Moments before Catalan President Carles Puigdemont baulked at declaring independence from Spain this week, cracks were already appearing in his secessionist ranks.
Some members of his political alliance say they were waiting for him at Barcelona’s 18th-century regional parliament building on Tuesday evening, fully expecting him to call for an independence vote in the chamber that night.
Instead, after arriving late, to the cheers of thousands of supporters, the former journalist and lifetime advocate of independence told his allies an hour before entering the chamber that there had been a late change of plan, according to one of those present.
There would be no vote. Instead, Puigdemont made a symbolic declaration of independence, then suspended it and called for negotiations with Madrid.
“We are annoyed, we are hurt, we are angry, because he came up with a strategic change one hour before the parliamentary session,” said Carles Riera, a member of the Catalan parliament from the far-left CUP party, which backs an unequivocal declaration of independence and whose support keeps Puigdemont’s minority government alive.
A spokesman for Puigdemont’s party denied he had surprised all of his own political allies, saying his core coalition had agreed the plan in the morning.
The CUP was not included in that morning meeting, but was informed afterward, the spokesman said, without saying when.
The CUP’s claim of betrayal reveals the shaky political foundations upon which Catalonia’s independence movement is built, a jumble of parties ranging from anti-capitalists to free marketeers whose only common cause is to split from Spain.
There are doubts over Puigdemont’s ability to survive the worst confrontation between Catalonia, a former principality with its own language and culture, and Madrid in 40 years.

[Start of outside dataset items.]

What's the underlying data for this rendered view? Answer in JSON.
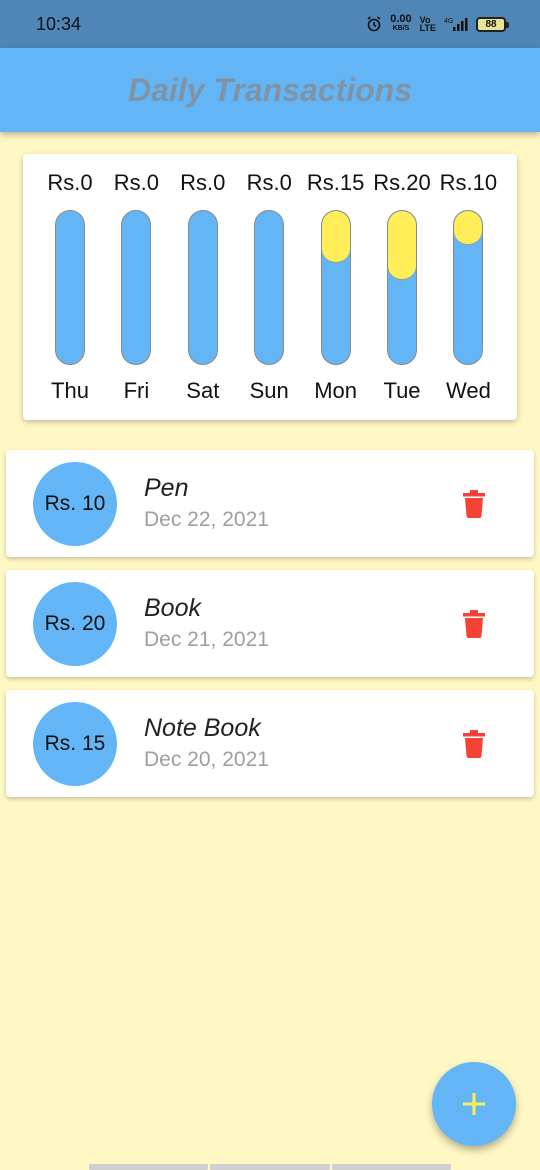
{
  "status_bar": {
    "time": "10:34",
    "net_speed_value": "0.00",
    "net_speed_unit": "KB/S",
    "volte_top": "Vo",
    "volte_bottom": "LTE",
    "network_type": "4G",
    "battery": "88",
    "icons": [
      "alarm-icon",
      "signal-icon",
      "battery-icon"
    ]
  },
  "app_bar": {
    "title": "Daily Transactions"
  },
  "chart": {
    "bars": [
      {
        "day": "Thu",
        "amount_label": "Rs.0",
        "fill_fraction": 0.0
      },
      {
        "day": "Fri",
        "amount_label": "Rs.0",
        "fill_fraction": 0.0
      },
      {
        "day": "Sat",
        "amount_label": "Rs.0",
        "fill_fraction": 0.0
      },
      {
        "day": "Sun",
        "amount_label": "Rs.0",
        "fill_fraction": 0.0
      },
      {
        "day": "Mon",
        "amount_label": "Rs.15",
        "fill_fraction": 0.333
      },
      {
        "day": "Tue",
        "amount_label": "Rs.20",
        "fill_fraction": 0.444
      },
      {
        "day": "Wed",
        "amount_label": "Rs.10",
        "fill_fraction": 0.222
      }
    ]
  },
  "transactions": [
    {
      "amount": "Rs. 10",
      "title": "Pen",
      "date": "Dec 22, 2021"
    },
    {
      "amount": "Rs. 20",
      "title": "Book",
      "date": "Dec 21, 2021"
    },
    {
      "amount": "Rs. 15",
      "title": "Note Book",
      "date": "Dec 20, 2021"
    }
  ],
  "fab": {
    "icon": "plus-icon"
  },
  "colors": {
    "background": "#fff8c4",
    "primary": "#64b5f6",
    "accent": "#ffee58",
    "delete": "#f44336",
    "title_text": "#7f93a4"
  }
}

Members of the CUP say Puigdemont lost his nerve at the crucial moment.
One CUP lawmaker present at the meeting, Eulalia Reguant, quit the day after, citing Puigdemont’s reversal.
Instead of persuading Spanish Prime Minister Mariano Rajoy to accept talks, his gesture was met with an ultimatum: Renounce independence by Thursday or Madrid will use its constitutional power to take control of the region directly.
Puigdemont, 54, finds himself in a struggle with not only Madrid, but also internally with the CUP, which might end up being the bigger danger for his political career and for his prospects of winning another regional election on a pro-independence platform.
The small CUP party had ousted Puigdemont’s predecessor, former Catalan president Artur Mas, in 2015.
It refused to back the mainstream independence coalition, Junts pel Si, unless Mas stepped down.
“If Puigdemont backs down and says we tried, but this is not working, unilateral secession isn’t doable, I don’t think CUP will support him again,” said Eurasia analyst Federico Santi.
In the final hour before Puigdemont stood up in the regional parliament to announce that he was suspending the independence push, he also made it clear to those in his political circle that their voices were not the only ones that mattered.
On Friday, European Commission President Jean-Claude Juncker said that he does not want Catalonia to become independent from Spain, because it could trigger a separatist domino effect in the EU.
“If we allow Catalonia — though it’s not our business — to separate itself from Spain, others will do the same and I wouldn’t like to have that,” Juncker said in a speech to students in his native Luxembourg.
“I wouldn’t like to have a European Union which consists of 98 states in 15 years’ time. It’s already relatively difficult at 28, no easier at 27 [after Britain leaves], but at 98, that seems impossible.”